Carol sonrió con dulzura.
—Tú eres el mayor, es inevitable que te preocupes por ellos. Te lo agradezco de corazón.
Luego de hablar con él, dirigió su atención hacia Nilo.
—¿Así que tú eres el nuevo amigo de Tesoro?
Al escuchar la palabra "amigo", Nilo miró de reojo a Tesoro por puro instinto, para después clavar la mirada en Carol a través de la pantalla.
—Es un placer. Mi nombre es Nilo.
El rostro de Carol reflejaba pura calidez.
—Tesoro me ha hablado maravillas de ti, dice que eres un joven sumamente brillante. Cuando tengas tiempo, anímate a visitar Puerto Rafe. Esta tía tuya te preparará los mejores platillos.
Nilo se sintió tan conmovido como abrumado.
—... Sí, muchas gracias.
Carol continuó:
—Veo que tu semblante está un poco pálido; deja que Tesoro te recete algo para fortalecer tu salud.
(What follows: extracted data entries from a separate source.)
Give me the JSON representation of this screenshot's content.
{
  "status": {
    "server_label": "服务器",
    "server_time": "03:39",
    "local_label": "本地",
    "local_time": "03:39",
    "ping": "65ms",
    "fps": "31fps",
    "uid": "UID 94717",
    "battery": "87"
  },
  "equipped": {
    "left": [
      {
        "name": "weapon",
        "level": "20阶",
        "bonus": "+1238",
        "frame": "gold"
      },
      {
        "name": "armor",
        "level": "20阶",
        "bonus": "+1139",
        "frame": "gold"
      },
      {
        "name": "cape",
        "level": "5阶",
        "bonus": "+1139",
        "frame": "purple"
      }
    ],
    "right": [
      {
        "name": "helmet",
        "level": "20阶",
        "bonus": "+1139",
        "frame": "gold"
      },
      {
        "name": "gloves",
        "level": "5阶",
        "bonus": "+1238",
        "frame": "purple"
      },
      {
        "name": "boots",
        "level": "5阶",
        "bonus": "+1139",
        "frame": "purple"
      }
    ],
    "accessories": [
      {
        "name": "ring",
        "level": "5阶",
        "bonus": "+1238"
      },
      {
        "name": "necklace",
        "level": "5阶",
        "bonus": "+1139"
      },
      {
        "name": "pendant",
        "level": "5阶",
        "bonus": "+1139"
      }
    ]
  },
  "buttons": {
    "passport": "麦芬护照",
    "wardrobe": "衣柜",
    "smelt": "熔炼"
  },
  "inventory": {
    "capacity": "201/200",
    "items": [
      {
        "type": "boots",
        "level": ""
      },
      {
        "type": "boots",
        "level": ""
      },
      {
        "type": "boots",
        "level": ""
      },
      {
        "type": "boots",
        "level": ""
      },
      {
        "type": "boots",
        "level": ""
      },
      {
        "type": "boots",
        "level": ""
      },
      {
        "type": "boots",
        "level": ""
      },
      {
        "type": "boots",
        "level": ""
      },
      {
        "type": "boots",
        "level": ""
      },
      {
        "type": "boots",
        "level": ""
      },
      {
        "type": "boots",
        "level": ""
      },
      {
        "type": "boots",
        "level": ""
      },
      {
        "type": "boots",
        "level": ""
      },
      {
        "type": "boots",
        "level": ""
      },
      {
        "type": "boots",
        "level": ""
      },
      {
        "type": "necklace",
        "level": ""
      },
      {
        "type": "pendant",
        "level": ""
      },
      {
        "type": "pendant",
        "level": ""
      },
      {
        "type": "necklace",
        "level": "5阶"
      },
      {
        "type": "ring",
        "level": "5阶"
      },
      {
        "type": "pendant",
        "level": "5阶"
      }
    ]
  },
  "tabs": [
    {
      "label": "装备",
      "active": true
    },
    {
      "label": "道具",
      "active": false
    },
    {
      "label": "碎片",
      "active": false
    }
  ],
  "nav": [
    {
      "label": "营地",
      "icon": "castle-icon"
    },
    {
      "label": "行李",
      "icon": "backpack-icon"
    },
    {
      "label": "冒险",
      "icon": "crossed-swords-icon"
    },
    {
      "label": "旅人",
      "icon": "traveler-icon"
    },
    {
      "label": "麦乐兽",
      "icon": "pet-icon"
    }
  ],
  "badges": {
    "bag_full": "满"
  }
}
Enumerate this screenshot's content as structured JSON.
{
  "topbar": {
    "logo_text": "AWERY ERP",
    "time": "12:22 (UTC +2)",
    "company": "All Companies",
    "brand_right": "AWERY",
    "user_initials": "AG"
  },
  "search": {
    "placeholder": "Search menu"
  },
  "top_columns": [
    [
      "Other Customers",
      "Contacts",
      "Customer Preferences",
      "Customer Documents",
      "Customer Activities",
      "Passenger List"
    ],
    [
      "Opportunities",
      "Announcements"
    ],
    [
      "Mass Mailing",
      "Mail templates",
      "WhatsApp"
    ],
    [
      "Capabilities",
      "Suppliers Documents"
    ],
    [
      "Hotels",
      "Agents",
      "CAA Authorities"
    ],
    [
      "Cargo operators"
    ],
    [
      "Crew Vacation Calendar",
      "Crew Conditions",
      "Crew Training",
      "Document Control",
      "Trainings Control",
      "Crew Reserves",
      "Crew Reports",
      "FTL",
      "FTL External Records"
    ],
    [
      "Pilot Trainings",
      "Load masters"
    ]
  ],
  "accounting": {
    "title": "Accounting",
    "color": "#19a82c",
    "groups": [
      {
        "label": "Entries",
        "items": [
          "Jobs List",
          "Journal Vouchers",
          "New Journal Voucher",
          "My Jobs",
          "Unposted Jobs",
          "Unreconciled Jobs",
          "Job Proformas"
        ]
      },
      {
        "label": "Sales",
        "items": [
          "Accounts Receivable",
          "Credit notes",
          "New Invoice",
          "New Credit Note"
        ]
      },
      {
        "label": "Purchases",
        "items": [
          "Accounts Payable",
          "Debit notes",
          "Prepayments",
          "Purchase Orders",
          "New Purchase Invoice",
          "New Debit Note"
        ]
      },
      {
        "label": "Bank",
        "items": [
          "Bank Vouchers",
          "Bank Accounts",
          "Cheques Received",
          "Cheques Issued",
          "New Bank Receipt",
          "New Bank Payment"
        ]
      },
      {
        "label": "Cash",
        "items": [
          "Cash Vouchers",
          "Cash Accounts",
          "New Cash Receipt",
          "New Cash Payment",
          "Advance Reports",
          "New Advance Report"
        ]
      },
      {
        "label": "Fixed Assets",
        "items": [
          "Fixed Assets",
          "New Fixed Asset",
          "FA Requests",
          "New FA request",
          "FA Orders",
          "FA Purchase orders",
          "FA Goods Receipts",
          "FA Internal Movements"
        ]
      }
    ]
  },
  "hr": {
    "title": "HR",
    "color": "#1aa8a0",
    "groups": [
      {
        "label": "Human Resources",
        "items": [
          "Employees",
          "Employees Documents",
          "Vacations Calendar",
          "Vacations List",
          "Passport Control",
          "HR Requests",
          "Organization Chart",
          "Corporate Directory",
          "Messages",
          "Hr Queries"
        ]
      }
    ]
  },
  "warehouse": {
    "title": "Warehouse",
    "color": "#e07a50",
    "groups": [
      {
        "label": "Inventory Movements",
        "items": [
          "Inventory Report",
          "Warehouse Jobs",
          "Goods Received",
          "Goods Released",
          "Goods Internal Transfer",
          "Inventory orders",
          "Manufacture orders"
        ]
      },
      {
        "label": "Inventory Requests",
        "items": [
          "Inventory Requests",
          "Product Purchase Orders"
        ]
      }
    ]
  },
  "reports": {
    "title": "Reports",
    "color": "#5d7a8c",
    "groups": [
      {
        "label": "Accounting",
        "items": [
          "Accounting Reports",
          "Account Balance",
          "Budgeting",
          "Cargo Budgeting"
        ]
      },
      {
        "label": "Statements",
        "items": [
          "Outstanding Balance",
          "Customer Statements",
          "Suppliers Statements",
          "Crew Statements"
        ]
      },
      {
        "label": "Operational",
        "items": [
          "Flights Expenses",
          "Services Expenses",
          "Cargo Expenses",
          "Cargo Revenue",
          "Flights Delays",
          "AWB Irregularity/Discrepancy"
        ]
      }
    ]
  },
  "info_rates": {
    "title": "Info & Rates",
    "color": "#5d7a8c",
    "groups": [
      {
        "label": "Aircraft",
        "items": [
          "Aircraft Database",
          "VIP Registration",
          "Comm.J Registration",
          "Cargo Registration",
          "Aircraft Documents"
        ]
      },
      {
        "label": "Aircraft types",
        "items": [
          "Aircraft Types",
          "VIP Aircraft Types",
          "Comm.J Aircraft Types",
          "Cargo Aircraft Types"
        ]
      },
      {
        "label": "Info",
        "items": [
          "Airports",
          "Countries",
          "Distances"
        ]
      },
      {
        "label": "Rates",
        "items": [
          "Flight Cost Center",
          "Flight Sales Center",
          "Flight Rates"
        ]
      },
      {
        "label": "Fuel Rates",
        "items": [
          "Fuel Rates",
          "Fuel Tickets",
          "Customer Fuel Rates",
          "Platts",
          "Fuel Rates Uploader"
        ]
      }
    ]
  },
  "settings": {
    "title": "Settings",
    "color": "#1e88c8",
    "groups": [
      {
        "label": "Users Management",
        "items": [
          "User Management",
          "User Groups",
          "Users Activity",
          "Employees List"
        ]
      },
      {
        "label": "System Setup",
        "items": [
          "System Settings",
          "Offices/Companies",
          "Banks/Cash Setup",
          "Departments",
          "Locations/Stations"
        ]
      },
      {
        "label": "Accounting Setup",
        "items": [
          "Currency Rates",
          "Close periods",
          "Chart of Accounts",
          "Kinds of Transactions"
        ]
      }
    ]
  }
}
No descuides tu bienestar.
Nilo asintió con una mezcla de gratitud y asombro.
—Lo haré.
Tesoro les hizo una seña a ambos para que se sentaran a comer. Luego, volvió a apuntarse la cámara hacia sí misma, charlando con Carol mientras daba los primeros bocados.
—Mamá, ¿en dónde estás? Parece un hospital. ¿Es la clínica del tío Abel?
Al ver que no podía ocultarlo, Carol admitió la verdad:
—Sí, estoy en la clínica, acompañando a Samira a su control de embarazo.
Como Tesoro desconocía el delicado estado de Nano Hidalgo, preguntó con total inocencia:
—¿Cómo están mi madrina Samira y el bebé?
Carol respondió con serenidad:
—Todo marcha viento en popa. Solo te echan de menos.
Apenas terminó de decirlo, Samira irrumpió en el encuadre de la cámara; apenas vio a Tesoro, comenzó a exclamar:
—¡Tesoro, mi niña! A tu madrina casi se le parte el corazón de extrañarte. Pienso en ti todo el tiempo, ¿cuándo regresas?
Tesoro, con la sonrisa más radiante, la saludó:
—¡Hola, madrina Samira! Yo también te extraño muchísimo. Regreso en un par de días, lo prometo.
Antes de que Samira pudiera contestar, la cara de Orion Hidalgo se asomó por el borde de la pantalla.
—¡Tesoro! ¿Ya extrañas a tu padrino?
Ella soltó una risita vibrante.
—¡Sí, sí, muchísimo! ¡Te extraño un montón! Padrino Orion, ¿por qué te ves tan delgado?
Últimamente, con Nano en estado de coma, Orion estaba consumido por la angustia. Aunque Carol le había dicho a Tesoro que todo estaba bien, la realidad de un padre ante un hijo inconsciente cobraba un peaje evidente en su aspecto.
No queriendo alarmar a la niña, Orion mintió con cariño:
—Es que te extraño tanto que se me fue el hambre.
Tesoro le lanzó un beso a la cámara.
—Yo también te extraño mucho. Prométeme que comerás bien; pronto estaré de vuelta.
Orion esbozó una sonrisa que le iluminó el rostro.
—¡Te lo prometo!
Tesoro no tardó en preguntar:
—¿Acaso Nano te ha estado haciendo enojar?
Orion le siguió el juego.
—¿Tú qué crees?
Tesoro frunció el ceño en un gesto protector.
—¡Si se atreve a molestarte, juro que cuando regrese le daré su merecido! Pero ojo, tú no puedes regañarlo, esa es mi tarea.
Orion soltó una carcajada sincera y relajada.